Rechtliche Beurteilung

[1] 1. Der behauptete Mangel des Berufungsverfahrens wurde geprüft, liegt jedoch nicht vor (§ 510 Abs 3 Satz 3 ZPO).

[2] 2.1. Ein erheblich nachteiliger Gebrauch vom Mietgegenstand iSd § 30 Abs 2 Z 3 erster Fall MRG liegt vor, wenn durch eine wiederholte, länger währende vertragswidrige Benützung des Bestandobjekts oder durch eine längere Reihe von Unterlassungen notwendiger Vorkehrungen eine erhebliche Verletzung der Substanz des Mietgegenstands erfolgte oder auch nur droht (RS0067832; RS0068076), oder wenn das Verhalten des Mieters geeignet ist, den Ruf oder wichtige wirtschaftliche oder sonstige Interessen des Vermieters oder der Mitmieter zu schädigen oder zu gefährden (RS0070348; RS0020940). Bei einem Verstoß gegen vertragliche Verpflichtungen liegt ein Kündigungsgrund dann vor, wenn hiedurch wichtige Interessen des Vermieters in einer Weise verletzt werden, dass sie einer Gefährdung der wirtschaftlichen Existenz des Vermieters gleichkommen, was der Vermieter schon in der Aufkündigung dartun muss (RS0070227).

[3] 2.2. Die Rechtsansicht des Berufungsgerichts, diese Kündigungsgründe lägen schon deshalb nicht vor, weil weder wichtige wirtschaftliche oder sonstige Interessen noch eine Existenzgefährdung in der Kündigung auch nur annähernd konkretisiert wurden (vgl 9 Ob 148/98z; 1 Ob 151/20t), ist nicht korrekturbedürftig, hat doch die Klägerin in der Aufkündigung nur behauptet, die Beklagte verweigere beharrlich die bereits im Mietvertrag erfolgte Zustimmung zur Verlegung der WC‑Anlage.

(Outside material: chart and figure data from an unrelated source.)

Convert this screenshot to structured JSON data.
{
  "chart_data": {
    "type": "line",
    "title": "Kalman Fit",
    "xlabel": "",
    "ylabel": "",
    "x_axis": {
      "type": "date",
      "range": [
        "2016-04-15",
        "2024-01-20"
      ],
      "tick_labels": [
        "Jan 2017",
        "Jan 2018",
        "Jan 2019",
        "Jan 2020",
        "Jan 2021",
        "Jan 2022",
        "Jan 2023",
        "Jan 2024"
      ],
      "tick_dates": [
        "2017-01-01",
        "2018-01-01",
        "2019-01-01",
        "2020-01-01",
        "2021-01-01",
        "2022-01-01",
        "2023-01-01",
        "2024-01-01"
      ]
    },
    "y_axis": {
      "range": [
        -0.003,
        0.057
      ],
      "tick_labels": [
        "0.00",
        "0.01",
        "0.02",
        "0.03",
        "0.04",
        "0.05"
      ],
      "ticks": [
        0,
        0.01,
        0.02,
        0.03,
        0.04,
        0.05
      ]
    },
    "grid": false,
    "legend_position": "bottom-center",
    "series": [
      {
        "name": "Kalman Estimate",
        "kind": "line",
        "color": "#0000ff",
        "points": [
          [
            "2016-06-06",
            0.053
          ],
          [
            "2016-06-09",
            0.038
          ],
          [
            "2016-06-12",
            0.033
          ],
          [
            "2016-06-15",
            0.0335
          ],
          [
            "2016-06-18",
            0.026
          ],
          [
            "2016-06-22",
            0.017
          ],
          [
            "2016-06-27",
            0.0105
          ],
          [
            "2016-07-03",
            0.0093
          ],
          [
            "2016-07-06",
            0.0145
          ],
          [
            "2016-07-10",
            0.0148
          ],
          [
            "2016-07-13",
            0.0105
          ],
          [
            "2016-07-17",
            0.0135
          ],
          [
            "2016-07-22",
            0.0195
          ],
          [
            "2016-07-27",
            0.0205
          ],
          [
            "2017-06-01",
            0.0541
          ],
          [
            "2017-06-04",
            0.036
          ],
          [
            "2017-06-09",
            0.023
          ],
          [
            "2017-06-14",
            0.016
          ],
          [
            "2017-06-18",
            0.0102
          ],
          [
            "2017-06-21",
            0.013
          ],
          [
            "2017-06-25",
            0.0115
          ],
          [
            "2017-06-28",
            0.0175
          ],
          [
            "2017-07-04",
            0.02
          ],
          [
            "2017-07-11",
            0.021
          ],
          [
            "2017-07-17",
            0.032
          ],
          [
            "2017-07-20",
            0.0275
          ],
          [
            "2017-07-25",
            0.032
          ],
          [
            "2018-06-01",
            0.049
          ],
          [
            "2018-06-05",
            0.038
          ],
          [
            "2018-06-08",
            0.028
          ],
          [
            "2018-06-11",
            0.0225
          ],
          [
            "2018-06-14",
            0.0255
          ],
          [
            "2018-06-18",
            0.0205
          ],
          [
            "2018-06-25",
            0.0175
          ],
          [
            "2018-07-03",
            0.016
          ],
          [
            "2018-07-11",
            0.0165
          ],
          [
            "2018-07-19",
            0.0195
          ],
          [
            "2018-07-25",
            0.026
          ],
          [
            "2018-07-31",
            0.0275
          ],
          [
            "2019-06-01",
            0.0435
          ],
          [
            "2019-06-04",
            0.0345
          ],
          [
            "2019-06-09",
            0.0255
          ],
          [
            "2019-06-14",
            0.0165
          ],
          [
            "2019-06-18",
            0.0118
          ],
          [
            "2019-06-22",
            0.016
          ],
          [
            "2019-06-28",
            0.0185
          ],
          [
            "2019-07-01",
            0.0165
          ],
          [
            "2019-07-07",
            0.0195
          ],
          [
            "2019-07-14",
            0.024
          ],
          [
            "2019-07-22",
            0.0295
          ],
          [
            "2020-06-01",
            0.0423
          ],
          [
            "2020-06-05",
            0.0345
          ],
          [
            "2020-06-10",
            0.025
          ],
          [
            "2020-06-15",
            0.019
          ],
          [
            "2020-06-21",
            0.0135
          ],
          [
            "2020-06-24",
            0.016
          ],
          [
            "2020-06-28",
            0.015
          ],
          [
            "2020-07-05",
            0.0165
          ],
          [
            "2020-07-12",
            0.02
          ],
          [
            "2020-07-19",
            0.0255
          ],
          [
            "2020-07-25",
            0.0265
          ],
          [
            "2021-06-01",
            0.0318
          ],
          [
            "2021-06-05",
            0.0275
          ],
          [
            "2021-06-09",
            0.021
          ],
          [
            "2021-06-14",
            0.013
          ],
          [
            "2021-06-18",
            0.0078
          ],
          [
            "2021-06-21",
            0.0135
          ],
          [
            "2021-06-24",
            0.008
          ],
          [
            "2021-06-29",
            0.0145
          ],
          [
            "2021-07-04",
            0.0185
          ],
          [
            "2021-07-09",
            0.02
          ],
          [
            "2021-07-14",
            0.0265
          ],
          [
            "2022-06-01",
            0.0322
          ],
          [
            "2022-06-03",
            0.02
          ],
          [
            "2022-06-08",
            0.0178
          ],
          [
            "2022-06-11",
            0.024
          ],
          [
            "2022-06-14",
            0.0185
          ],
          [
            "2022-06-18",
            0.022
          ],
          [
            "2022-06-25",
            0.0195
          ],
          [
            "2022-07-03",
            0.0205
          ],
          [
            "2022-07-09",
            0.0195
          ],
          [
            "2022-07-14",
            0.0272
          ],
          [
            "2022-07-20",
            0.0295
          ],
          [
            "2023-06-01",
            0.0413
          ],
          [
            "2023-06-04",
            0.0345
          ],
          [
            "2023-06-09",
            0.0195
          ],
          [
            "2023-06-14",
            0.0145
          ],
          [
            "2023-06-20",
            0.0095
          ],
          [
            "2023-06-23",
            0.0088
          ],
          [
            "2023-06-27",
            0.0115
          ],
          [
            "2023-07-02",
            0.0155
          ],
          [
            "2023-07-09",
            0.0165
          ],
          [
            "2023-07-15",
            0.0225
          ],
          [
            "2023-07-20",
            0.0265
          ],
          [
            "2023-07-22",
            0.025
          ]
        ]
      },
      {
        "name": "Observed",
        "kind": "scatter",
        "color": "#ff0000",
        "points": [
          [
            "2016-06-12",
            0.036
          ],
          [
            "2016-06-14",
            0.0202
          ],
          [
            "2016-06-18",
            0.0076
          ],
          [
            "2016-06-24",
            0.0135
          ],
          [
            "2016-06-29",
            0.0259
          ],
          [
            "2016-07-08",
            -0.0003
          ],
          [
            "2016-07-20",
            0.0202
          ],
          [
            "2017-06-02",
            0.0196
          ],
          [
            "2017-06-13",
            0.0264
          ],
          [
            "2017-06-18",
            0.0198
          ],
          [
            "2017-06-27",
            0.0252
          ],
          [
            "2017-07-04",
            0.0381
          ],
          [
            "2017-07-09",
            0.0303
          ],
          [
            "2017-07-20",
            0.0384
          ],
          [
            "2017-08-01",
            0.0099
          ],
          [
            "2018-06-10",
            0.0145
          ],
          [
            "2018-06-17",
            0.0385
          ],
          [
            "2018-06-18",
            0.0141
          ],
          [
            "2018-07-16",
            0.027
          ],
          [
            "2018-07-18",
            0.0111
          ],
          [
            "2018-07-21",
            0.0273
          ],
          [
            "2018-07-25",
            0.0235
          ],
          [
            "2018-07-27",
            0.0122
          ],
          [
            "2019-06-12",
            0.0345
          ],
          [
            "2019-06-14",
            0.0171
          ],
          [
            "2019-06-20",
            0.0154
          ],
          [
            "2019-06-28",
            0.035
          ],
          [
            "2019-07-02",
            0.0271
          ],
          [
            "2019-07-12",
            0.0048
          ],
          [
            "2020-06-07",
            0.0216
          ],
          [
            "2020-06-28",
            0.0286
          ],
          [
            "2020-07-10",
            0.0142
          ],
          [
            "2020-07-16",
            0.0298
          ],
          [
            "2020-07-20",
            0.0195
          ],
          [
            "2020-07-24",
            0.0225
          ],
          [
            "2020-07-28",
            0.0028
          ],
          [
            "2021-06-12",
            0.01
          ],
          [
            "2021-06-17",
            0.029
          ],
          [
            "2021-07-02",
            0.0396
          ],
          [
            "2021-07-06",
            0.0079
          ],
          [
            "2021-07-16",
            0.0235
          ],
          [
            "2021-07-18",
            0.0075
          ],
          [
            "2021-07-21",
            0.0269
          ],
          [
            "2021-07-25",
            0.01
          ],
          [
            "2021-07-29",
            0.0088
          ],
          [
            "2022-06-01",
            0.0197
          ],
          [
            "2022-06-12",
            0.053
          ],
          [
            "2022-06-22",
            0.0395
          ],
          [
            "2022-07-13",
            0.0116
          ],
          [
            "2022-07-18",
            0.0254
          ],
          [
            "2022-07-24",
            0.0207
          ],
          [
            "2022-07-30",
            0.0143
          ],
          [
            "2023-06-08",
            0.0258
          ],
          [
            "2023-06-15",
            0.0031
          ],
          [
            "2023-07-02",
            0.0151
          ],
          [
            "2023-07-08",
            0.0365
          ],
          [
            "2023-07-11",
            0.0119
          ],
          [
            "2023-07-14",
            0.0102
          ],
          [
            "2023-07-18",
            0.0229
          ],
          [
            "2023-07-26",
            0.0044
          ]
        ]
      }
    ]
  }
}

[4] 3.1. Der Kündigungsgrund des unleidlichen Verhaltens (§ 30 Abs 2 Z 3 zweiter Fall MRG) stellt die mietrechtliche Konkretisierung der Unzumutbarkeit des Fortbestands des Dauerrechtsverhältnisses dar (RS0014436), bei dessen Beurteilung stets das Gesamtverhalten des Mieters zu berücksichtigen ist (vgl RS0070321). Auch laufende Versuche eines Mieters, seine Benützungsrechte auf nicht in Bestand genommene Räume oder Gegenstände auszudehnen, sind als unleidliches Verhalten zu werten (RS0070417; RS0070321 [T6]), weil ein derart beharrlich vertragswidriges Verhalten des Mieters dem Vermieter die Vertragsfortsetzung unzumutbar macht (vgl 1 Ob 39/12k [Verweigerung der Herausgabe der Schlüssel trotz wiederholter Aufforderung und Nutzung eines nicht gemieteten Objekts über mehrere Jahre]; 3 Ob 120/17v [Negieren eines rechtskräftigen Urteils über das Nichtbestehen von Benützungsrechten]). Im Übrigen berechtigt aber nicht jede gesetz‑ oder vertragswidrige Verwendung des Bestandgegenstands durch den Mieter zur Aufkündigung, wenn diesem Verhalten auch mit einer Klage auf Vertragszuhaltung oder Unterlassung begegnet werden kann (vgl 1 Ob 33/16h; 1 Ob 151/20t mwN zum Kündigungsgrund des erheblich nachteiligen Gebrauchs). Der Frage, ob ein bestimmtes Verhalten des Mieters oder seiner Mitbewohner als unleidlich zu qualifizieren ist, kommt regelmäßig keine grundsätzliche Bedeutung iSd § 502 Abs 1 ZPO zu, weil es sich um eine Abwägung der Umstände im Einzelfall handelt (RS0042984).

[5] 3.2. Im Mietvertrag aus dem Jahr 2000 vereinbarten die Parteien Folgendes: „Festgehalten wird, dass bezüglich des Personenaufzuges eine separate Vereinbarung zu treffen sein wird. Der Mieter stimmt einer allfälligen Verlegung der WC‑Anlage auf Kosten der Vermieterin zu.“

[6] 3.3. Die Rechtsansicht des Berufungsgerichts, wonach der Umstand, dass die Beklagte der Verlegung der WC-Anlage zur Errichtung eines Personenaufzugs nur unter gewissen Bedingungen zustimmt, nicht mit einer beharrlichen vertragswidrigen Ausdehnung der Benützungsrechte im Sinn der zitierten Judikatur gleichgesetzt werden kann, weshalb der Klägerin die Fortsetzung des Bestandverhältnisses keineswegs unzumutbar ist, bedarf keiner Korrektur, zumal dem Verhalten der Beklagten auch mit einer Klage auf Vertragszuhaltung begegnet werden kann (bzw wurde). Damit kommt es entgegen der Ansicht der Klägerin auch nicht auf den konkreten Inhalt dieser Vertragsbestimmung an.

[7] 4. Dieser Beschluss bedarf keiner weiteren Begründung (§ 510 Abs 3 ZPO).